Ordonnance : réputée contradictoire, en premier ressort, mise à disposition au Greffe le 17 Avril 2026, et signée par Marie TERRIER, Juge de la Mise en État, assistée de Benjamin LAPLUME, Greffier.
Exposé du litige
Vu l’action engagée par Mmes [Y] [S] [L] et [U] [Z] [L] et Messieurs [M] [Z] [E] et [J] [L] à l’encontre de Messieurs [G] [Z] [L] et [T] [L] et Mmes [W], [H] [P] et [H] [Q] [Z] [L], suivant assignation délivrée les 14 et 16 avril 2024 devant le tribunal judiciaire de Lille aux fins d’ordonner l’ouverture des opérations de compte, liquidation et partage de l’indivision entre les héritiers suite au décès de [H] [R] [X] [Z], décédée à [Localité 4] (Portugal), le [Date décès 1] 2021 ;
Vu la constitution d’avocat au soutien des intérêts en défense de Mmes [W] et [H] [Q] [Z] [L] ;
Vu l’absence de comparution et de représentation de Messieurs [G] [Z] [L] et [T] [L] et Mmes [H] [P] [Z] [L] bien que régulièrement assignés par remise de l’acte suite à la transmission de la demande de signification ou de notification dans un autre état membre en application du règlement du parlement européen et du conseil du 25 novembre 2020;
Vu les dernières conclusions d’incident notifiées par le conseil de Mmes [W] et [H] [Q] [Z] [L], le 14 octobre 2025 et soutenues oralement à l’audience aux fins de voir :
Se dire incompétent pour ordonner l’ouverture des opérations de compte liquidation et partage de la succession de [H] [R] [X] [Z], décédée au Portugal le [Date décès 1] 2021, et résidente depuis au moins 2018 dans ce pays ;
Se dire compétent pour ordonner l’ouverture des opérations de compte liquidation et partage de la succession de [M] [F] [D] [L] décédé à [Localité 5] (France) le [Date décès 2] 2015 ;
Ordonner à M. [M] [V] [Z] [L], Mme [Y] [S] [L], Mme [U] [B] [Z] [L], M. [J] [L] de communiquer aux débats l’ensemble de leurs pièces en français, et leurs attestations manuscrites ;
Ordonner à M. [M] [V] [Z] [L], Mme [Y] [S] [L], Mme [U] [B] [Z] [L], M. [J] [L] de communiquer l’ensemble des relevés des comptes bancaires de leurs parents tant en France qu’au Portugal en leur possession, entre le [Date décès 2] 2015 et le [Date décès 1] 2021, et notamment les comptes ouverts auprès de la [1] dont ils ont fait mention dans leur assignation ;
Ordonner à M. [M] [V] [Z] [L] de justifier de l’usage qu’il a fait des fonds perçus du compte joint des parents du [2] N° [XXXXXXXXXX01] entre le 20 septembre 2021 et le 1er octobre 2021 pour 7 000 € ;
Laisser les dépens à la charge de M. [M] [V] [Z] [L], Mme [Y] [S] [L], Mme [U] [B] [Z] [L], M. [J] [L].

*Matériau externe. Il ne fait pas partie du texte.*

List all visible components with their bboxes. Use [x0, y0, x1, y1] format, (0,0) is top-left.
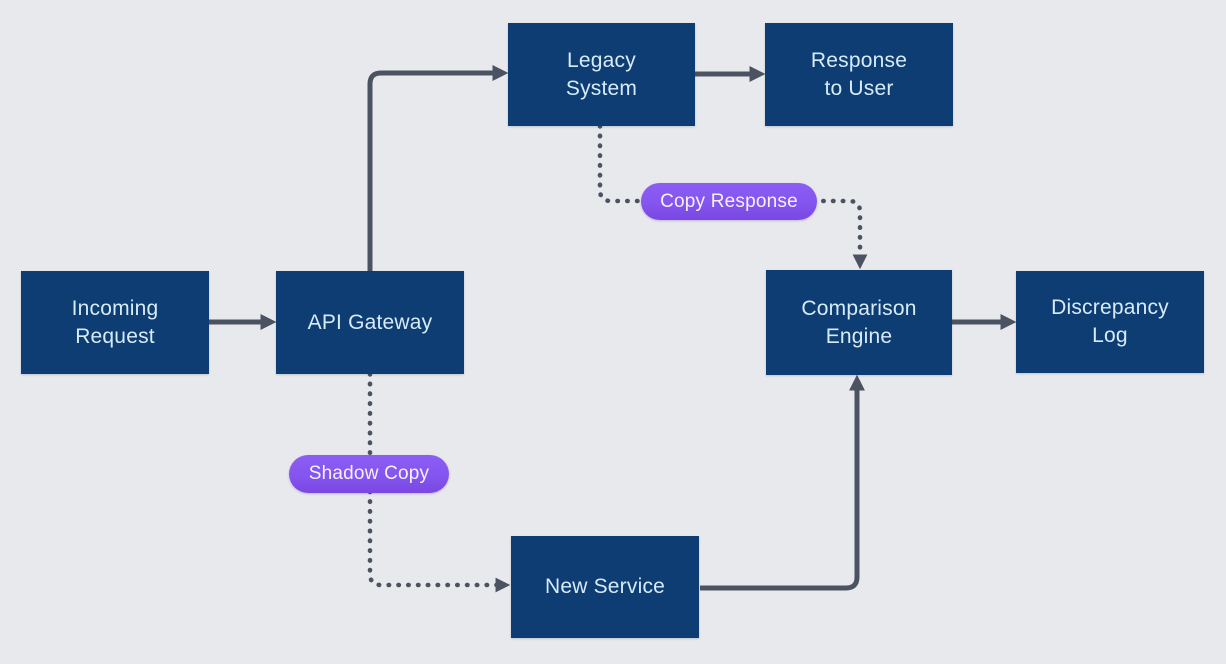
node-label-line: New Service: [544, 575, 666, 599]
node-label-line: Engine: [825, 324, 893, 348]
node-label-line: Log: [1092, 324, 1128, 347]
node-response-to-user: Response to User: [765, 23, 953, 126]
node-label-line: Discrepancy: [1051, 296, 1169, 320]
node-label-line: System: [565, 76, 638, 100]
node-label-line: Comparison: [801, 296, 917, 320]
edge-api-gateway-to-legacy-system: [367, 64, 509, 271]
edge-legacy-system-to-comparison-engine-dotted: [597, 123, 868, 270]
node-label-line: Request: [75, 324, 155, 348]
node-comparison-engine: Comparison Engine: [766, 270, 952, 375]
edge-label-text: Copy Response: [660, 190, 798, 212]
node-incoming-request: Incoming Request: [21, 271, 209, 374]
edge-label-shadow-copy: Shadow Copy: [289, 455, 449, 493]
node-label-line: Incoming: [71, 296, 159, 320]
node-api-gateway: API Gateway: [276, 271, 464, 374]
node-discrepancy-log: Discrepancy Log: [1016, 271, 1204, 373]
node-label-line: Legacy: [567, 48, 636, 72]
node-label-line: to User: [824, 76, 894, 100]
node-label-line: Response: [810, 48, 908, 72]
edge-new-service-to-comparison-engine: [700, 374, 866, 591]
edge-label-text: Shadow Copy: [308, 463, 430, 484]
edge-label-copy-response: Copy Response: [641, 183, 817, 220]
edge-api-gateway-to-new-service-dotted: [367, 371, 511, 593]
node-label-line: API Gateway: [307, 310, 433, 334]
node-new-service: New Service: [511, 536, 699, 638]
node-legacy-system: Legacy System: [508, 23, 695, 126]
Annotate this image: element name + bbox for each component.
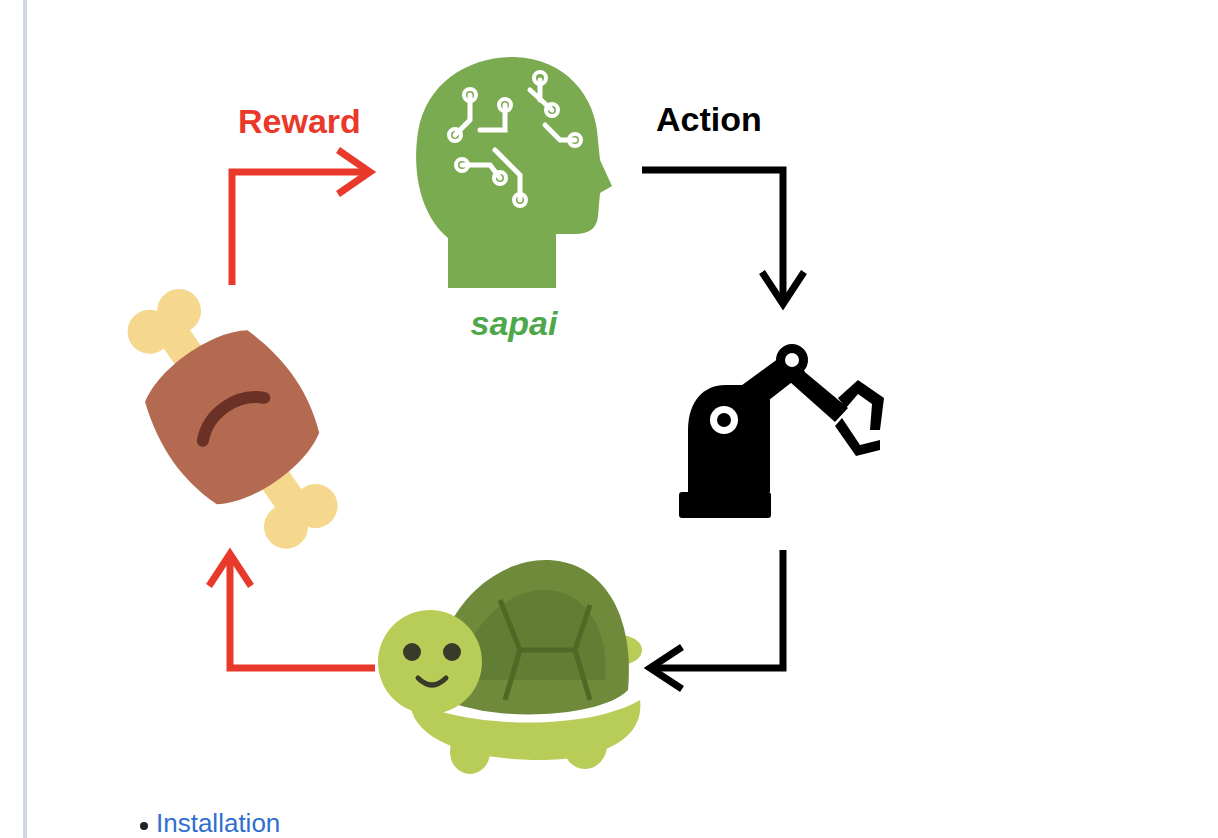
- toc-link: Installation: [156, 810, 280, 836]
- robot-arm-icon: [679, 344, 884, 518]
- meat-icon: [92, 261, 375, 577]
- env-arrowhead: [650, 647, 682, 689]
- node-label: sapai: [405, 304, 623, 343]
- action-label: Action: [656, 102, 762, 136]
- agent-head: sapai: [405, 52, 623, 343]
- action-arrowhead: [762, 272, 804, 304]
- list-bullet: [140, 822, 148, 830]
- reward-arrowhead: [209, 554, 251, 586]
- turtle-icon: [378, 560, 642, 774]
- reward-arrowhead: [338, 150, 370, 194]
- brain-head-icon: [405, 52, 615, 292]
- reward-label: Reward: [238, 104, 361, 138]
- reward-arrow: [230, 556, 375, 668]
- action-arrow: [642, 170, 783, 302]
- quote-bar: [23, 0, 27, 838]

Elles contestent l’affirmation reprise dans le projet du notaire selon laquelle leur mère, bien que décédée au Portugal, avait sa résidence habituelle en France. Elles soutiennent qu’elle demeurait au Portugal depuis 2018 la où elle a été enterrée et que sa maison en France est fermée depuis plus de dix ans.

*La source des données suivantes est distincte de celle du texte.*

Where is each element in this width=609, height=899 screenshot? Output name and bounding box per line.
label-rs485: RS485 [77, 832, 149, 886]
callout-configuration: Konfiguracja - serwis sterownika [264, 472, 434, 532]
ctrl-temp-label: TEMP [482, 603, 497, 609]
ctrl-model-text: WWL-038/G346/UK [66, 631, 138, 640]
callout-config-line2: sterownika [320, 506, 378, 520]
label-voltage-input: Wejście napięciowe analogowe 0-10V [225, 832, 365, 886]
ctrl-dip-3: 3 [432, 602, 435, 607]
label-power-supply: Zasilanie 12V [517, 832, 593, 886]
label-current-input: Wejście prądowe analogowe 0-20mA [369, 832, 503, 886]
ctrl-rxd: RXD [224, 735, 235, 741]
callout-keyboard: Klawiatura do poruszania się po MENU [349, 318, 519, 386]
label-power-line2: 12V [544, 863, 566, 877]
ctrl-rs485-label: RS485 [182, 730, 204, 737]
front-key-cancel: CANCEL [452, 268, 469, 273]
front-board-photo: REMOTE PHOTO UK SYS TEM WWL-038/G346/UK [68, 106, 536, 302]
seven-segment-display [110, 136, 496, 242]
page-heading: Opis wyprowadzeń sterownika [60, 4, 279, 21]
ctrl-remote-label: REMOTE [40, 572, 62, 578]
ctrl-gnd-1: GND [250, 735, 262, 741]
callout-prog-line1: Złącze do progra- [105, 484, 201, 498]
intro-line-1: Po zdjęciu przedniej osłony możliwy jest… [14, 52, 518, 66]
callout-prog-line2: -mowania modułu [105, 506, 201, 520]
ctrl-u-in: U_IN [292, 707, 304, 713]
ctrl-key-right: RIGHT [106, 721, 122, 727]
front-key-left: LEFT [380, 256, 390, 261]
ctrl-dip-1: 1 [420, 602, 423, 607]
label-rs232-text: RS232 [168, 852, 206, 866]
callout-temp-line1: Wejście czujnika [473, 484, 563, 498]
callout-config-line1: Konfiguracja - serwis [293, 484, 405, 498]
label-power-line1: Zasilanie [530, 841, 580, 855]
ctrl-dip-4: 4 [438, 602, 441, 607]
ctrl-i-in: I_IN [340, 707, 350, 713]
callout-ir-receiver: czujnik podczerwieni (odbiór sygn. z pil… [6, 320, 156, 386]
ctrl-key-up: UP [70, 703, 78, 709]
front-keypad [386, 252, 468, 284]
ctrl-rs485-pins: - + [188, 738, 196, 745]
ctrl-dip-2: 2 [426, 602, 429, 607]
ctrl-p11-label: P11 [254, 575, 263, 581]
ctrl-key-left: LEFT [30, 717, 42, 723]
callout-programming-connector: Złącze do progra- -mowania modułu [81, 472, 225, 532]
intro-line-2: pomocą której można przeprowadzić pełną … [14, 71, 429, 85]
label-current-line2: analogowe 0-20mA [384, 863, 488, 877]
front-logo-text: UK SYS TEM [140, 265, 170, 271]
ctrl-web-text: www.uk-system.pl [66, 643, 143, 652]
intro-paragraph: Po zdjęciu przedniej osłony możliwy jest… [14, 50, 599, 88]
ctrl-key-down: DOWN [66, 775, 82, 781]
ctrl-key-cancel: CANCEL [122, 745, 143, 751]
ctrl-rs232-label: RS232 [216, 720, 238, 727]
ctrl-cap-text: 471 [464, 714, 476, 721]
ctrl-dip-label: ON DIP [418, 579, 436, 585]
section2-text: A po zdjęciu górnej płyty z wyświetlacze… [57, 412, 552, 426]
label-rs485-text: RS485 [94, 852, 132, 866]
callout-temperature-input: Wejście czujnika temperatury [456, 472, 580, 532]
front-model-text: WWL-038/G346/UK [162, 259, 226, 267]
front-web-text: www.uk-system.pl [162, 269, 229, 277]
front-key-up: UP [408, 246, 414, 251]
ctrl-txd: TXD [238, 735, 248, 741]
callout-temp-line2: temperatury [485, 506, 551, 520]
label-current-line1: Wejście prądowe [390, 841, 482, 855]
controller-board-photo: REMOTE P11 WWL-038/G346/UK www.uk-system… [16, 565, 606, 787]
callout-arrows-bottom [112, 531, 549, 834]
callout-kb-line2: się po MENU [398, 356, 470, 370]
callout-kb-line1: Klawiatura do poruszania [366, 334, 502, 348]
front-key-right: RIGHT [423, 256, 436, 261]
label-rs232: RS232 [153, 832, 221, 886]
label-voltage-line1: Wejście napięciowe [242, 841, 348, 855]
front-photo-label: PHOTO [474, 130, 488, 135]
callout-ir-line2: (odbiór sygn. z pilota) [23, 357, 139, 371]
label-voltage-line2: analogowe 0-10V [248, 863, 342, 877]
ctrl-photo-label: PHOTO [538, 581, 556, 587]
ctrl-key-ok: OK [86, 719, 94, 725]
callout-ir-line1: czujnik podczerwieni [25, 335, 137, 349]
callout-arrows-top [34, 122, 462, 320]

Elles relèvent qu’elle avait seulement des comptes bancaires en France dont la lecture permet d’en déduire qu’elle n’y était pas établie.
En revanche, elles affirment que leur père avait sa dernière résidence habituelle en France rendant ainsi la loi française applicable et les juridictions françaises compétentes.
Par ailleurs, elles font valoir que les pièces produites aux débats par les requérants ne permettent pas de déterminer le patrimoine de leur mère ni de leur père dont la succession n’a pas été ouverte. Elles ajoutent que les pièces en portugais non traduites ne constituent aucune preuve de ce qui est invoqué et notamment de la résidence habituelle en France de leur mère.
Elles relèvent sur les relevés de compte bancaire auprès du [2] que [M] [L] et [H] [L] ont perçu respectivement 7 000 et 9 000 euros et demandent qu’ils en justifient.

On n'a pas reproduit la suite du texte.